Another soldier put it plainly: "We're going to shoot anything we see."


And now a proposal to turn all of southern Lebanon into a free fire zone.


[snip]

The fact that Hizbullah is now demonstrating the limits of Israeli power -- or rather, the limits on how much Jewish blood the Israeli government is willing to spend to exercise that power -- is only making matters worse. The Israeli leadership elite is starting to sound like the semen-crusted violence addicts at Little Green Footballs.


Btw, the Spanish-language cable channels are consistently referring to Hezbollah as "guerrillas" not "terrorists". One can only speculate as to what differences there are between their media and "ours".

liberal_dem said...

Regarding the demonstration itself, it is not surprising that the media did not cover it.

The NW Ohio Peace Coalition demonstrates every Sunday at a different intersection in Toledo.
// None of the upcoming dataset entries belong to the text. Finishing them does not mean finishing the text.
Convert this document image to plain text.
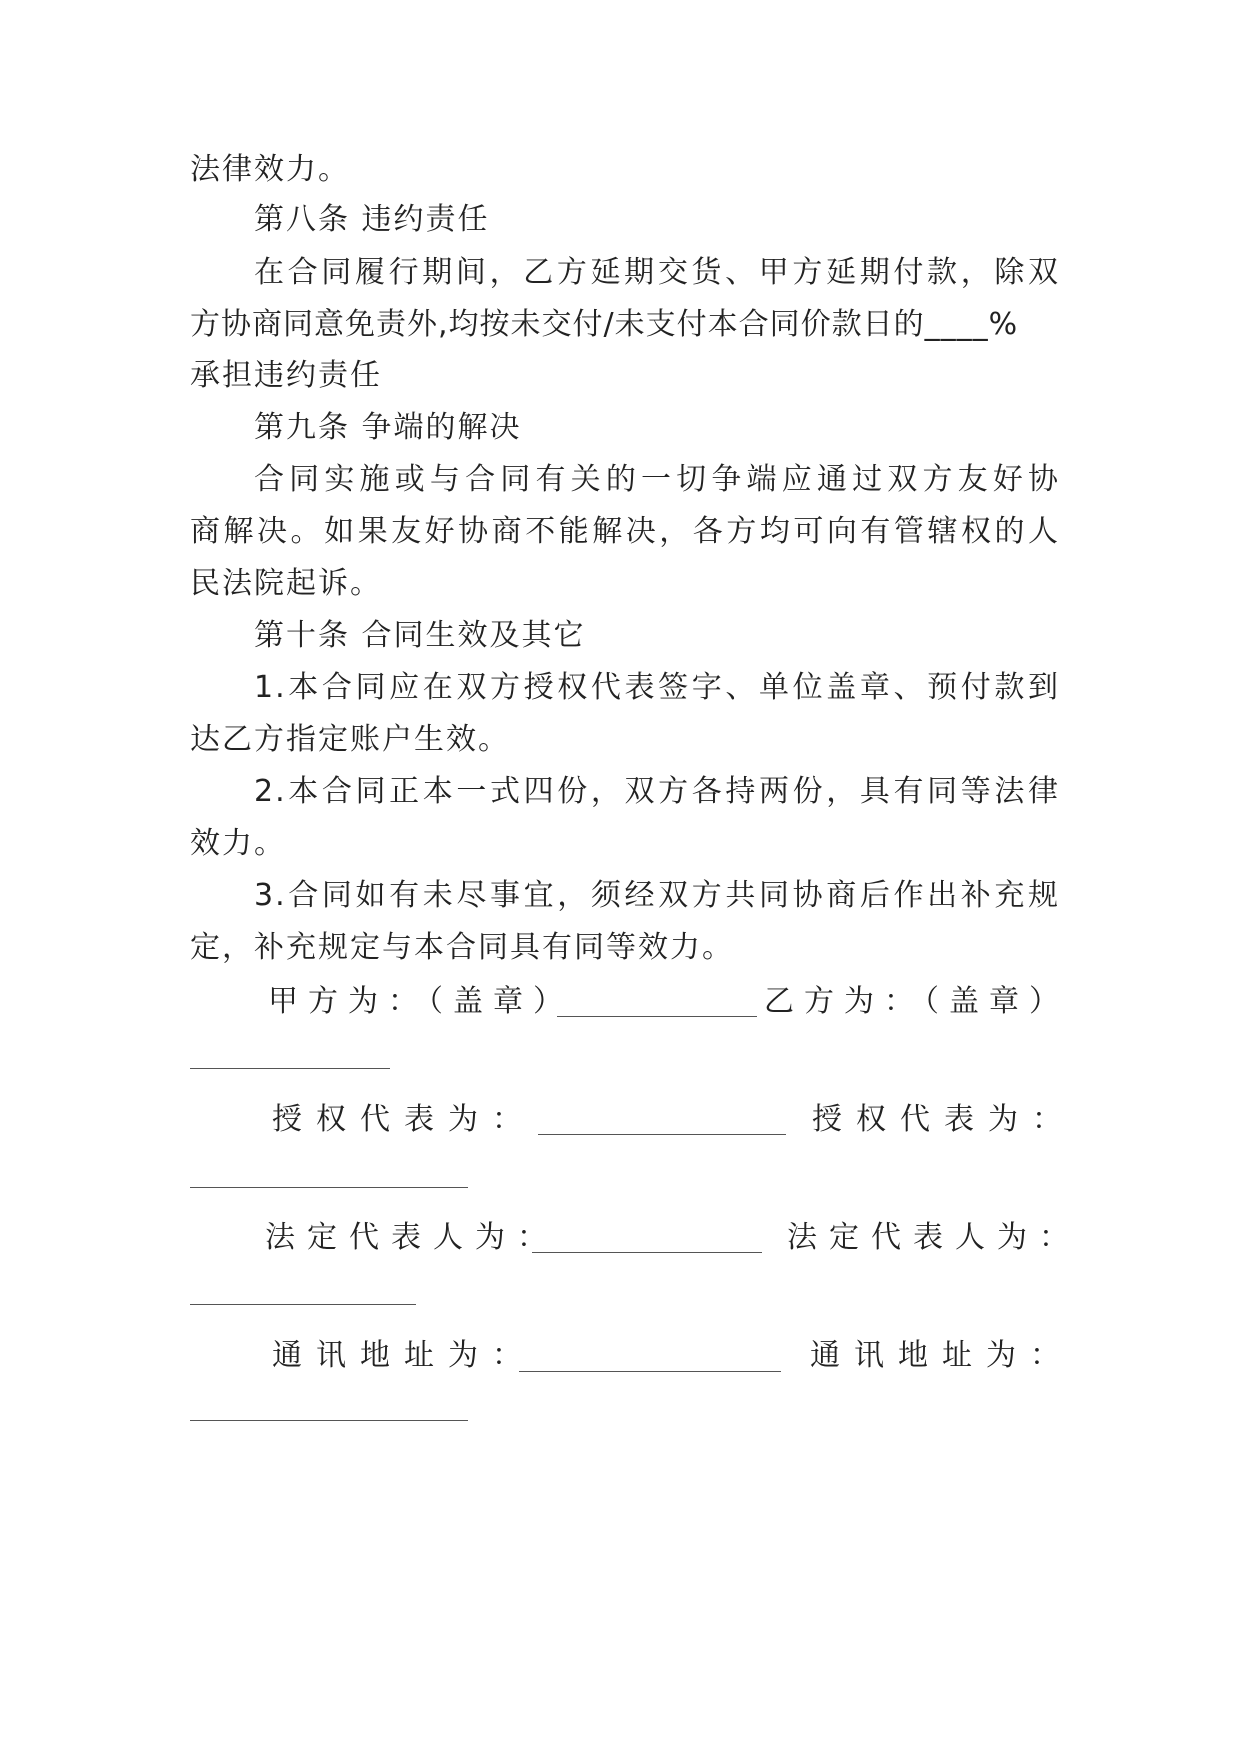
法律效力。
第八条 违约责任
在合同履行期间，乙方延期交货、甲方延期付款，除双
方协商同意免责外,均按未交付/未支付本合同价款日的____%
承担违约责任
第九条 争端的解决
合同实施或与合同有关的一切争端应通过双方友好协
商解决。如果友好协商不能解决，各方均可向有管辖权的人
民法院起诉。
第十条 合同生效及其它
1.本合同应在双方授权代表签字、单位盖章、预付款到
达乙方指定账户生效。
2.本合同正本一式四份，双方各持两份，具有同等法律
效力。
3.合同如有未尽事宜，须经双方共同协商后作出补充规
定，补充规定与本合同具有同等效力。
甲方为：（盖章）	乙方为：（盖章）
授权代表为：	授权代表为：
法定代表人为：	法定代表人为：
通讯地址为：	通讯地址为：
It becomes a ho-hum experience for the passers-by. Even during the run-up to Bush's War on Iraq, the media barely covered these dedicated people.

We have become a ho-hum citizenry, evidenced by our entertainment mindset and absence at the voting booth. I suspect that the motorists passing by were more interested in what they were going to buy at the mall.
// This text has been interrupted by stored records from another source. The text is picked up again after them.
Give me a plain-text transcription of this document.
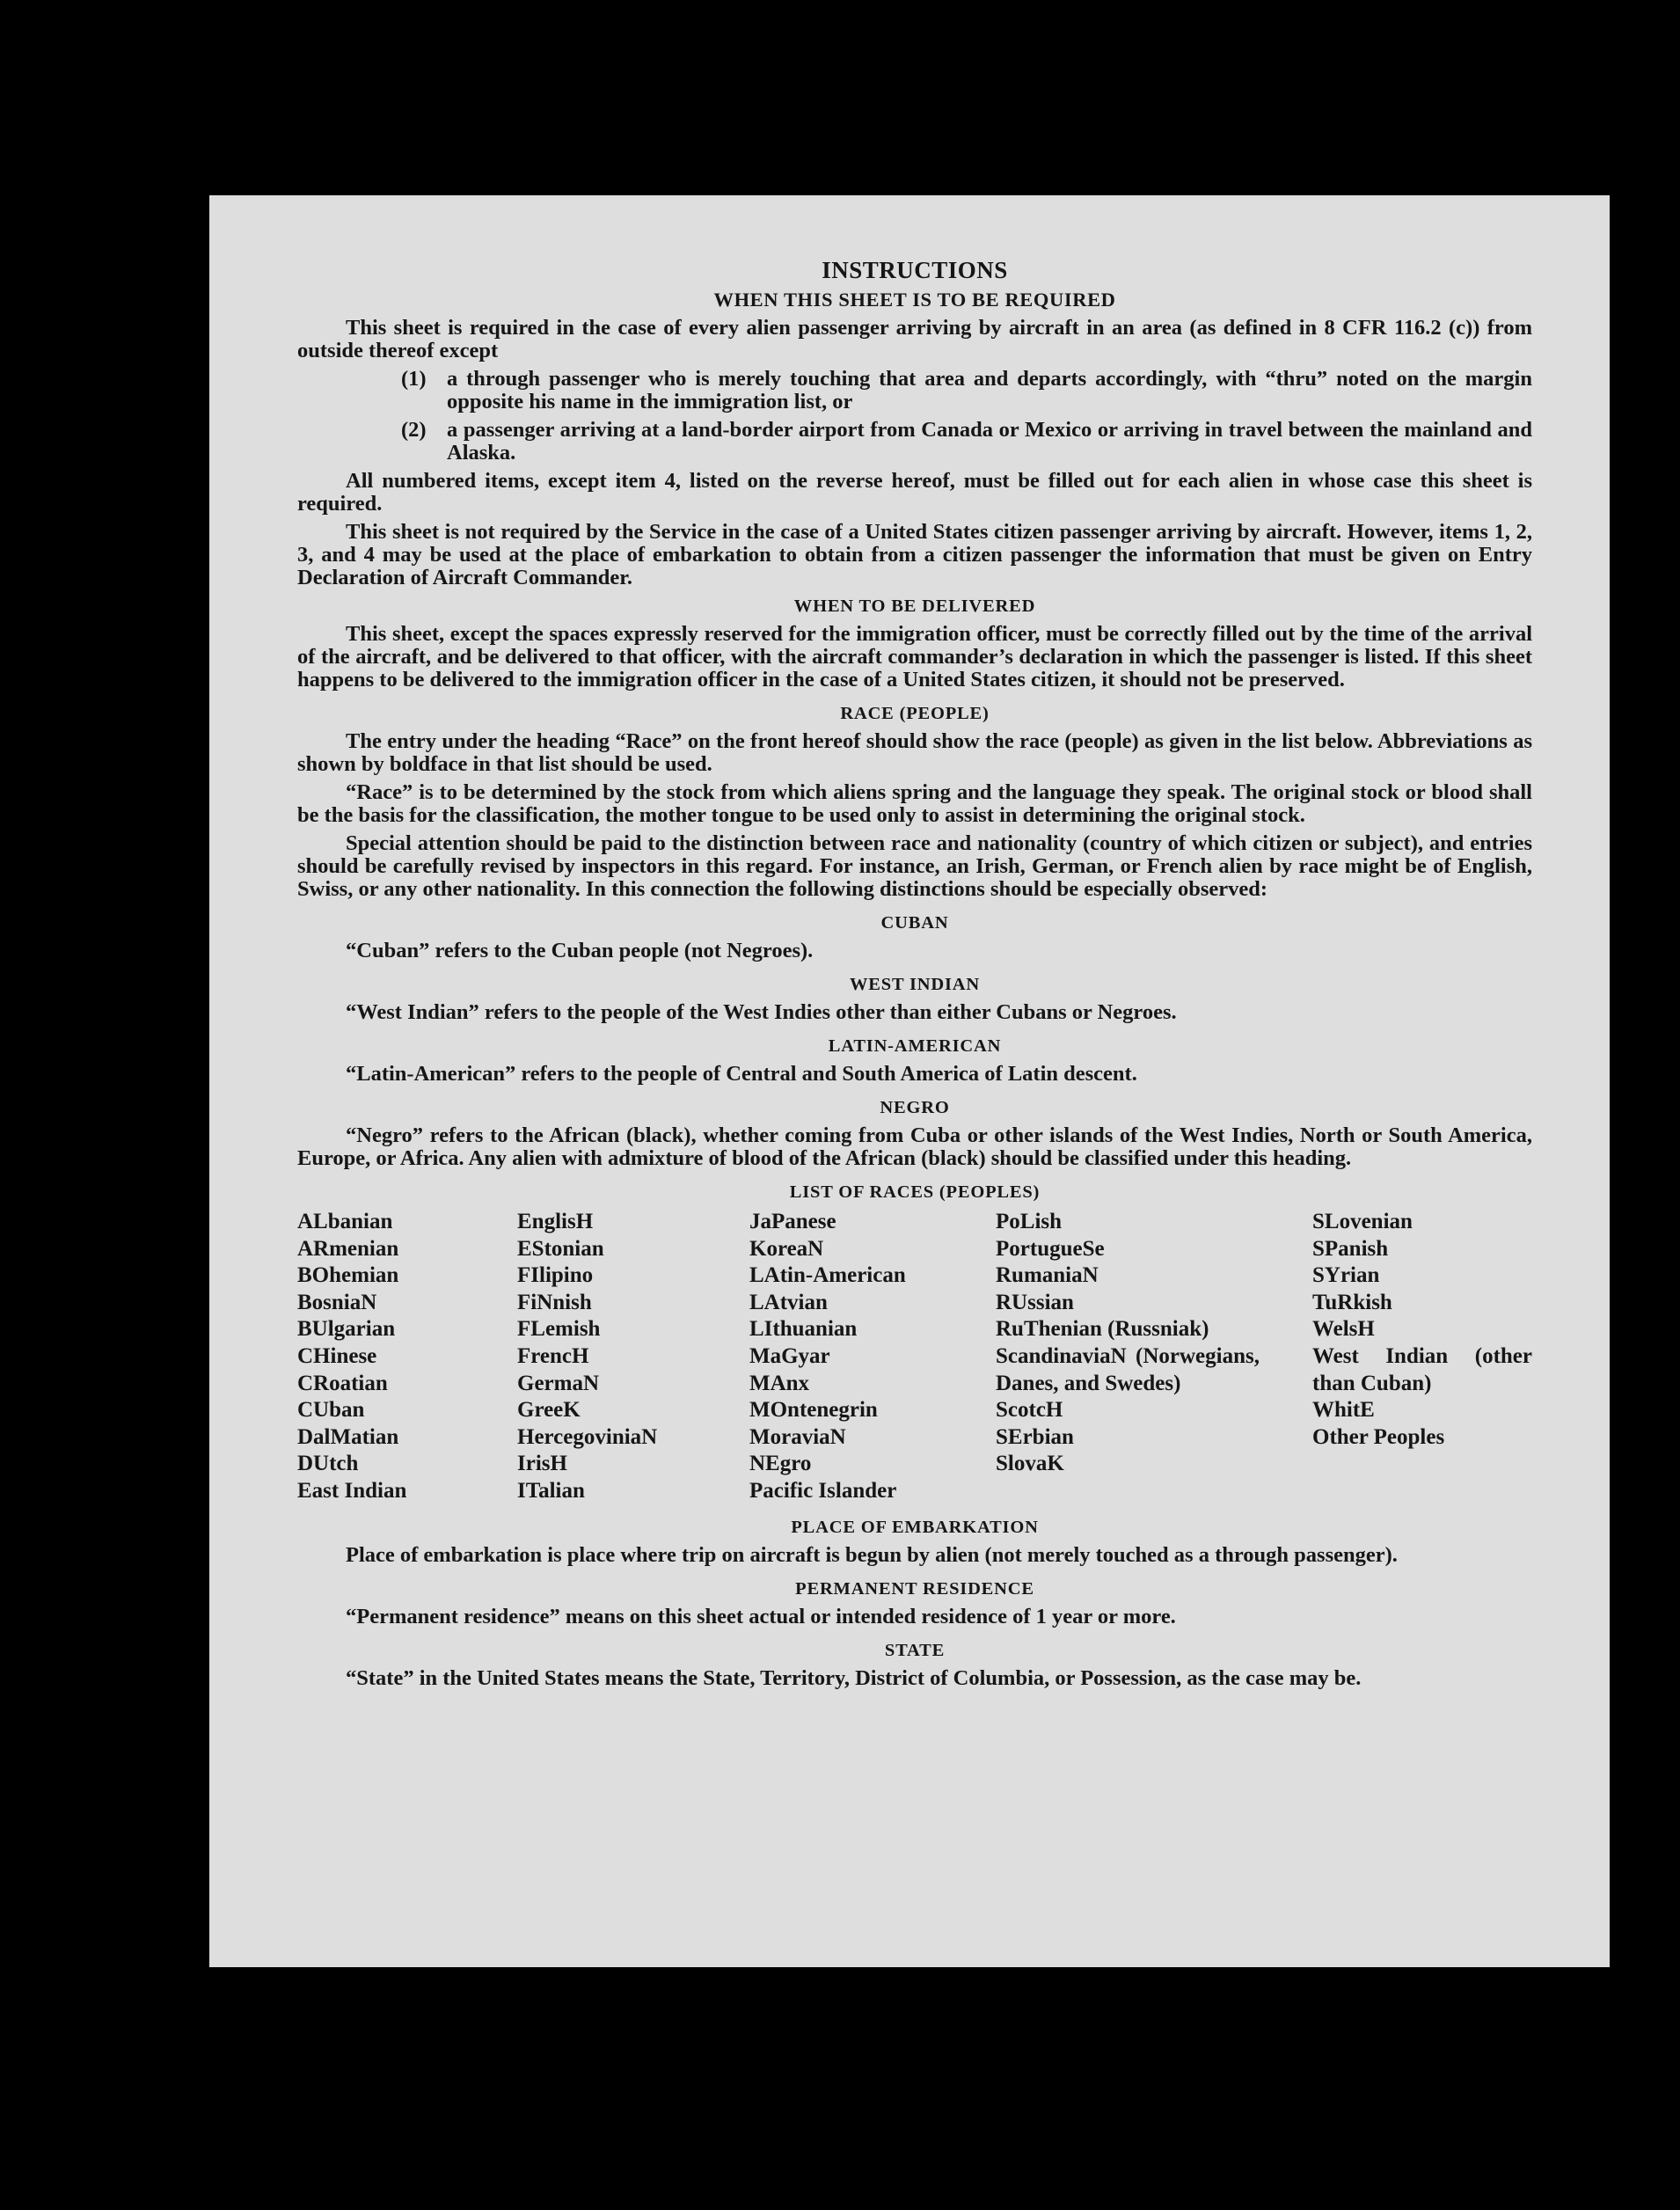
INSTRUCTIONS
WHEN THIS SHEET IS TO BE REQUIRED

This sheet is required in the case of every alien passenger arriving by aircraft in an area (as defined in 8 CFR 116.2 (c)) from outside thereof except

(1) a through passenger who is merely touching that area and departs accordingly, with “thru” noted on the margin opposite his name in the immigration list, or
(2) a passenger arriving at a land-border airport from Canada or Mexico or arriving in travel between the mainland and Alaska.

All numbered items, except item 4, listed on the reverse hereof, must be filled out for each alien in whose case this sheet is required.

This sheet is not required by the Service in the case of a United States citizen passenger arriving by aircraft. However, items 1, 2, 3, and 4 may be used at the place of embarkation to obtain from a citizen passenger the information that must be given on Entry Declaration of Aircraft Commander.

WHEN TO BE DELIVERED

This sheet, except the spaces expressly reserved for the immigration officer, must be correctly filled out by the time of the arrival of the aircraft, and be delivered to that officer, with the aircraft commander’s declaration in which the passenger is listed. If this sheet happens to be delivered to the immigration officer in the case of a United States citizen, it should not be preserved.

RACE (PEOPLE)

The entry under the heading “Race” on the front hereof should show the race (people) as given in the list below. Abbreviations as shown by boldface in that list should be used.

“Race” is to be determined by the stock from which aliens spring and the language they speak. The original stock or blood shall be the basis for the classification, the mother tongue to be used only to assist in determining the original stock.

Special attention should be paid to the distinction between race and nationality (country of which citizen or subject), and entries should be carefully revised by inspectors in this regard. For instance, an Irish, German, or French alien by race might be of English, Swiss, or any other nationality. In this connection the following distinctions should be especially observed:

CUBAN

“Cuban” refers to the Cuban people (not Negroes).

WEST INDIAN

“West Indian” refers to the people of the West Indies other than either Cubans or Negroes.

LATIN-AMERICAN

“Latin-American” refers to the people of Central and South America of Latin descent.

NEGRO

“Negro” refers to the African (black), whether coming from Cuba or other islands of the West Indies, North or South America, Europe, or Africa. Any alien with admixture of blood of the African (black) should be classified under this heading.

LIST OF RACES (PEOPLES)
ALbanian
ARmenian
BOhemian
BosniaN
BUlgarian
CHinese
CRoatian
CUban
DalMatian
DUtch
East Indian
EnglisH
EStonian
FIlipino
FiNnish
FLemish
FrencH
GermaN
GreeK
HercegoviniaN
IrisH
ITalian
JaPanese
KoreaN
LAtin-American
LAtvian
LIthuanian
MaGyar
MAnx
MOntenegrin
MoraviaN
NEgro
Pacific Islander
PoLish
PortugueSe
RumaniaN
RUssian
RuThenian (Russniak)
ScandinaviaN (Norwegians, Danes, and Swedes)
ScotcH
SErbian
SlovaK
SLovenian
SPanish
SYrian
TuRkish
WelsH
West Indian (other than Cuban)
WhitE
Other Peoples
PLACE OF EMBARKATION

Place of embarkation is place where trip on aircraft is begun by alien (not merely touched as a through passenger).

PERMANENT RESIDENCE

“Permanent residence” means on this sheet actual or intended residence of 1 year or more.

STATE

“State” in the United States means the State, Territory, District of Columbia, or Possession, as the case may be.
Name withheld to protect the guilty said...

"I'm afraid I disagree about your belief that the violence will end if Palestinians and Lebanese enjoy prosperity. I'm going to chance being over simplistic but the two groups have cultivated a deep seated hatred of each other for generations."

It may not totally end, but it would decrease greatly--it's easier to incite people who have lost hope and are at the end of their ropes.

liberal_dem said...

The 'unfortunate' bombing of the apartment in Lebanon resulting in +50 deaths of women and children points out how stupid this entire 'campaign' is.

patrick said...

Bravo Toledo, as an ex Toledoan now living permanently in Europe, I wonder about what is going on in America. I am so glad to see that there are people in Toledo with guts enough to gather publicly and demonstrate.
I watch American News via satellite and European News and Mid East News and I think that you are watching a different war in America than the one the rest of the world sees.
Israel has to stop its campaign of violence now for its own sake and of course the sake of Lebanon.
Where is this leading? To a waste land destroyed and littered with uranium hardened shell casings?
The oil slick from the bombed Lebanese oil facility has already created the biggest ecological disaster the Mediterrenean has ever seen. They are creating generations of hate instead of eliminating a present threat.
The first blogger was right in a sense, it isn't about
religion. This is about power and the control of the energy resources and which way the oil from Iran will flow....to Asia? or tankers to the USA?